Я был "несоюзным", в Самарканде моя очередь на бирже труда значилась под номером 1608, а за последний месяц на работу направили всего девяносто шесть человек, из них "несоюзных" только семнадцать. Я понял, что на биржу труда рассчитывать нечего, надо искать работу самосильно, и не в больших городах, а в селениях, подальше от железной дороги.
Канибадам, районный центр, хотя и числился городом, был на самом деле большим селением. Фабричные и заводские трубы не высились над его плоскими крышами, гудки не оглашали окрестностей бодрым утренним призывом к труду. Канибадам жил садами, ремеслами и торговлей, жил неторопливо, в лад произрастанию садов. Базарную площадь окружала цепь чайхан, был крытый ряд и, кроме того, множество мелких мастерских и лавчонок в примыкающих переулках. Казалось, все население Канибадама занимается только торговлей и перегоняет деньги друг другу по замкнутому кольцу. А мне нечем было торговать, и я оставался вне кольца. Что я буду здесь делать, чем жить?

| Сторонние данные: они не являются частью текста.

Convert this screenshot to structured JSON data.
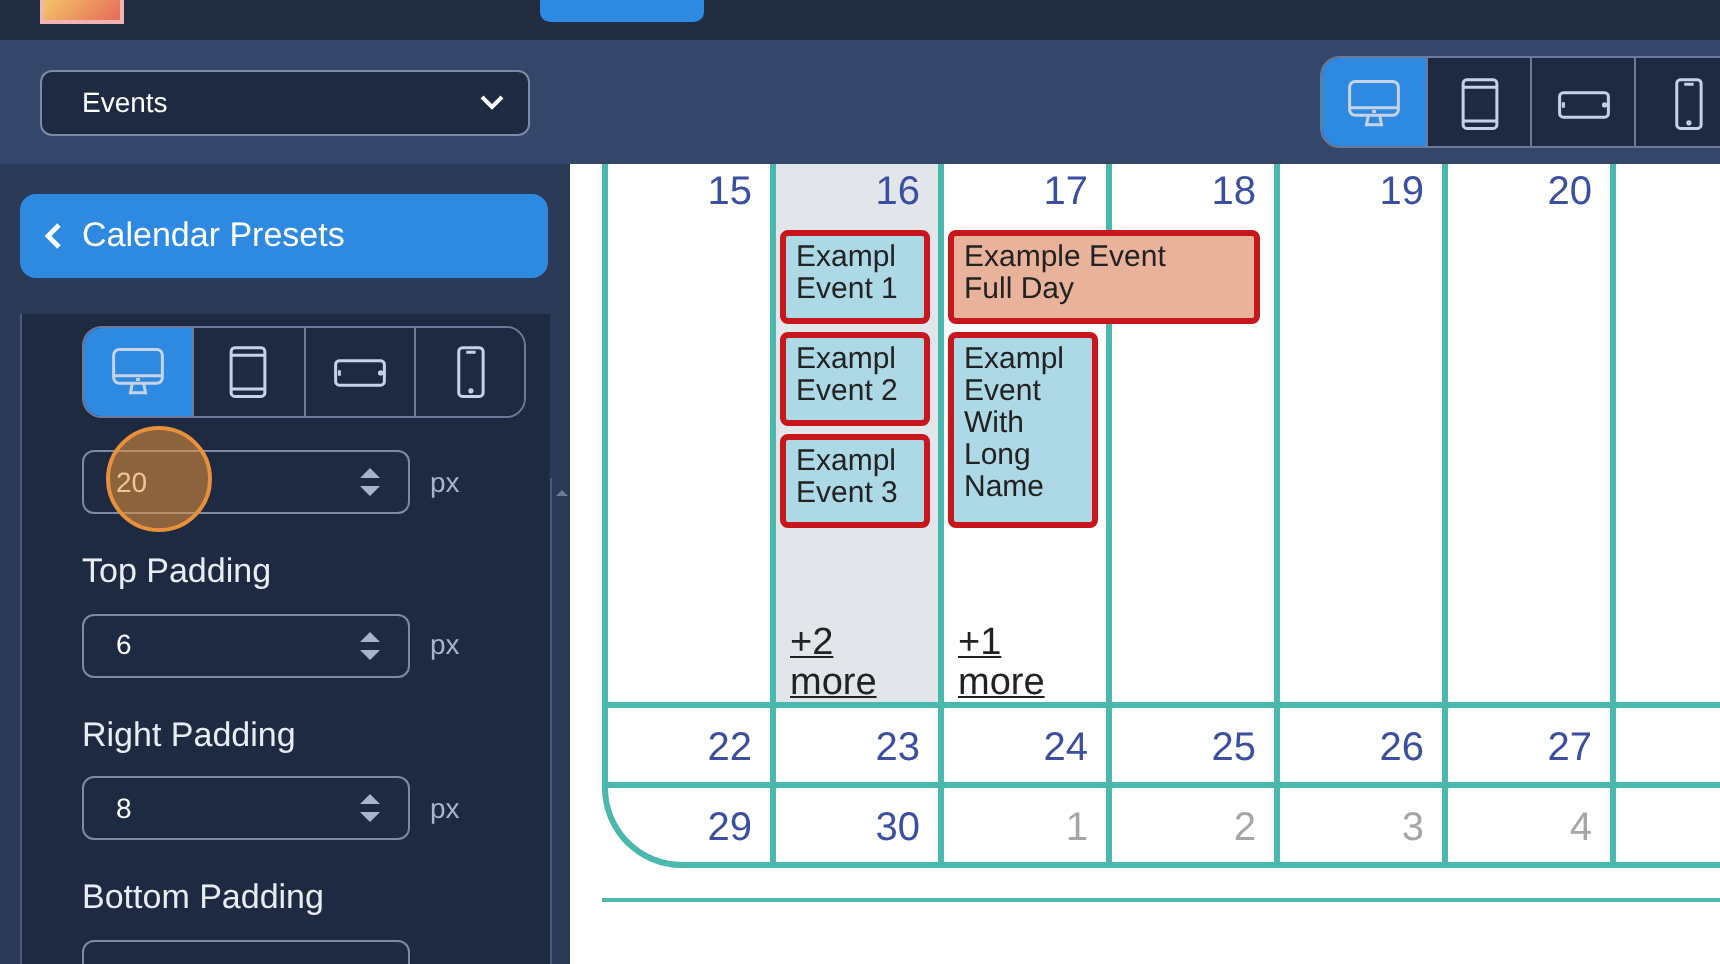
{
  "toolbar": {
    "view_select": {
      "value": "Events"
    },
    "devices": [
      {
        "kind": "desktop",
        "selected": true
      },
      {
        "kind": "tablet",
        "selected": false
      },
      {
        "kind": "landscape",
        "selected": false
      },
      {
        "kind": "phone",
        "selected": false
      }
    ]
  },
  "sidebar": {
    "back_button": {
      "label": "Calendar Presets"
    },
    "devices": [
      {
        "kind": "desktop",
        "selected": true
      },
      {
        "kind": "tablet",
        "selected": false
      },
      {
        "kind": "landscape",
        "selected": false
      },
      {
        "kind": "phone",
        "selected": false
      }
    ],
    "fields": [
      {
        "value": "20",
        "unit": "px"
      },
      {
        "label": "Top Padding",
        "value": "6",
        "unit": "px"
      },
      {
        "label": "Right Padding",
        "value": "8",
        "unit": "px"
      },
      {
        "label": "Bottom Padding"
      }
    ]
  },
  "calendar": {
    "weeks": [
      {
        "days": [
          {
            "day": "15",
            "muted": false,
            "selected": false
          },
          {
            "day": "16",
            "muted": false,
            "selected": true,
            "events": [
              {
                "kind": "single",
                "title": "Exampl Event 1",
                "color": "#add8e6"
              },
              {
                "kind": "single",
                "title": "Exampl Event 2",
                "color": "#add8e6"
              },
              {
                "kind": "single",
                "title": "Exampl Event 3",
                "color": "#add8e6"
              }
            ],
            "more": "+2 more"
          },
          {
            "day": "17",
            "muted": false,
            "selected": false,
            "events": [
              {
                "kind": "wide",
                "title": "Example Event Full Day",
                "color": "#e9b39b"
              },
              {
                "kind": "tall",
                "title": "Exampl Event With Long Name",
                "color": "#add8e6"
              }
            ],
            "more": "+1 more"
          },
          {
            "day": "18",
            "muted": false,
            "selected": false
          },
          {
            "day": "19",
            "muted": false,
            "selected": false
          },
          {
            "day": "20",
            "muted": false,
            "selected": false
          },
          {
            "selected": false
          }
        ]
      },
      {
        "days": [
          {
            "day": "22",
            "muted": false,
            "selected": false
          },
          {
            "day": "23",
            "muted": false,
            "selected": false
          },
          {
            "day": "24",
            "muted": false,
            "selected": false
          },
          {
            "day": "25",
            "muted": false,
            "selected": false
          },
          {
            "day": "26",
            "muted": false,
            "selected": false
          },
          {
            "day": "27",
            "muted": false,
            "selected": false
          },
          {
            "selected": false
          }
        ]
      },
      {
        "days": [
          {
            "day": "29",
            "muted": false,
            "selected": false
          },
          {
            "day": "30",
            "muted": false,
            "selected": false
          },
          {
            "day": "1",
            "muted": true,
            "selected": false
          },
          {
            "day": "2",
            "muted": true,
            "selected": false
          },
          {
            "day": "3",
            "muted": true,
            "selected": false
          },
          {
            "day": "4",
            "muted": true,
            "selected": false
          },
          {
            "selected": false
          }
        ]
      }
    ]
  }
}
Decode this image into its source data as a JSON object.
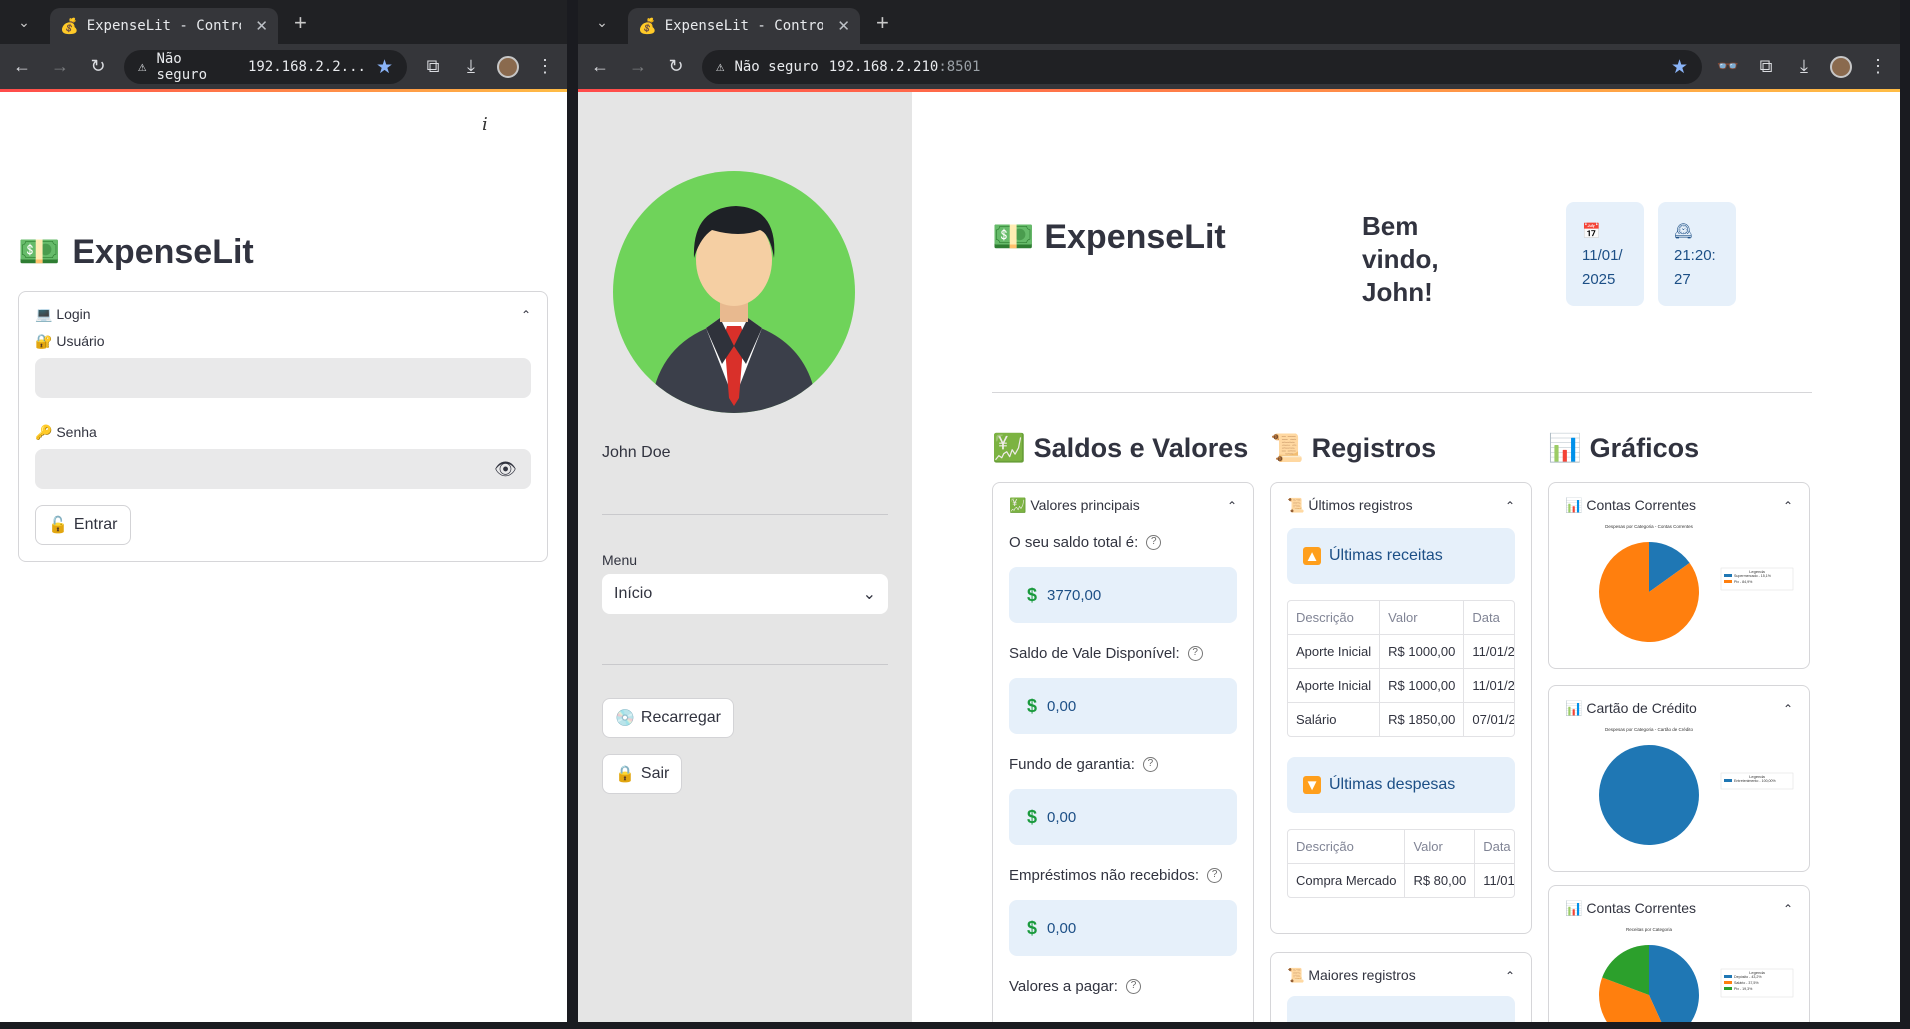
{
  "left_window": {
    "tab_title": "ExpenseLit - Controle",
    "address_warning": "Não seguro",
    "address_url": "192.168.2.2...",
    "app_title": "ExpenseLit",
    "login": {
      "header": "Login",
      "user_label": "Usuário",
      "password_label": "Senha",
      "submit_label": "Entrar"
    }
  },
  "right_window": {
    "tab_title": "ExpenseLit - Controle",
    "address_warning": "Não seguro",
    "address_host": "192.168.2.210",
    "address_port": ":8501",
    "sidebar": {
      "user_name": "John Doe",
      "menu_label": "Menu",
      "menu_value": "Início",
      "reload_label": "Recarregar",
      "logout_label": "Sair"
    },
    "header": {
      "app_title": "ExpenseLit",
      "welcome": "Bem vindo, John!",
      "date_line1": "11/01/",
      "date_line2": "2025",
      "time_line1": "21:20:",
      "time_line2": "27"
    },
    "sections": {
      "balances": "Saldos e Valores",
      "records": "Registros",
      "charts": "Gráficos"
    },
    "balances": {
      "expander": "Valores principais",
      "items": [
        {
          "label": "O seu saldo total é:",
          "value": "3770,00"
        },
        {
          "label": "Saldo de Vale Disponível:",
          "value": "0,00"
        },
        {
          "label": "Fundo de garantia:",
          "value": "0,00"
        },
        {
          "label": "Empréstimos não recebidos:",
          "value": "0,00"
        },
        {
          "label": "Valores a pagar:",
          "value": ""
        }
      ]
    },
    "records": {
      "expander": "Últimos registros",
      "income_title": "Últimas receitas",
      "income_headers": [
        "Descrição",
        "Valor",
        "Data"
      ],
      "income_rows": [
        [
          "Aporte Inicial",
          "R$ 1000,00",
          "11/01/2"
        ],
        [
          "Aporte Inicial",
          "R$ 1000,00",
          "11/01/2"
        ],
        [
          "Salário",
          "R$ 1850,00",
          "07/01/2"
        ]
      ],
      "expense_title": "Últimas despesas",
      "expense_headers": [
        "Descrição",
        "Valor",
        "Data"
      ],
      "expense_rows": [
        [
          "Compra Mercado",
          "R$ 80,00",
          "11/01,"
        ]
      ],
      "largest_expander": "Maiores registros"
    },
    "charts": {
      "checking": {
        "expander": "Contas Correntes",
        "subtitle": "Despesas por Categoria - Contas Correntes",
        "legend_title": "Legenda",
        "legend": [
          {
            "label": "Supermercado - 15,1%",
            "color": "#1f77b4"
          },
          {
            "label": "Pix - 84,9%",
            "color": "#ff7f0e"
          }
        ]
      },
      "credit": {
        "expander": "Cartão de Crédito",
        "subtitle": "Despesas por Categoria - Cartão de Crédito",
        "legend_title": "Legenda",
        "legend": [
          {
            "label": "Entretenimento - 100,00%",
            "color": "#1f77b4"
          }
        ]
      },
      "checking_income": {
        "expander": "Contas Correntes",
        "subtitle": "Receitas por Categoria",
        "legend_title": "Legenda",
        "legend": [
          {
            "label": "Depósito - 43,2%",
            "color": "#1f77b4"
          },
          {
            "label": "Salário - 37,5%",
            "color": "#ff7f0e"
          },
          {
            "label": "Pix - 19,3%",
            "color": "#2ca02c"
          }
        ]
      }
    }
  },
  "chart_data": [
    {
      "type": "pie",
      "title": "Despesas por Categoria - Contas Correntes",
      "categories": [
        "Supermercado",
        "Pix"
      ],
      "values": [
        15.1,
        84.9
      ]
    },
    {
      "type": "pie",
      "title": "Despesas por Categoria - Cartão de Crédito",
      "categories": [
        "Entretenimento"
      ],
      "values": [
        100
      ]
    },
    {
      "type": "pie",
      "title": "Receitas por Categoria",
      "categories": [
        "Depósito",
        "Salário",
        "Pix"
      ],
      "values": [
        43.2,
        37.5,
        19.3
      ]
    }
  ]
}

Денег у меня оставалось четырнадцать рублей с полтиной - копейка в копейку. И еще пять неприкосновенных рублей, зашитых в куртке. Но я уже привык считать их как бы несуществующими.
Первую ночь я провел в чайхане: две лепешки, миска плова, чайник чаю, ночлег пятьдесят пять копеек. Такой размах мне был не по карману, утром я пошел искать жилье не дороже чем за три рубля в месяц. Я проходил мимо резных ореховых калиток, зная, что за ними живут богатые люди, не имеющие нужды в трех рублях от меня, и стучал в простые дощатые калитки. И везде мне отзывались только женские голоса - мужчин не было дома: торговали.
Но "стучите - и отверзется". Одна из калиток открылась, я увидел перед собой человека лет сорока, среднего роста, слегка рыжеватого, с бородкой и усами. Он смотрел на меня хмуро и заспанно. Без всякой надежды на успех я изложил ему свою просьбу. Он подумал, почесал волосатую грудь.
- Ты откуда? - спросил он.
- Из Коканда, - ответил я.
- У тебя есть отец, мать?
- Да, есть.
- А что делает твой отец?
- Он учитель - домулло, - ответил я. - Мы немного поспорили, и я ушел из дому.
- Нельзя спорить с отцом, особенно если он домулло, - наставительно произнес мой собеседник. - Значит, он правильно говорит, если он домулло. А ты взял и ушел. Это нехорошо с твоей стороны, это непочтительно.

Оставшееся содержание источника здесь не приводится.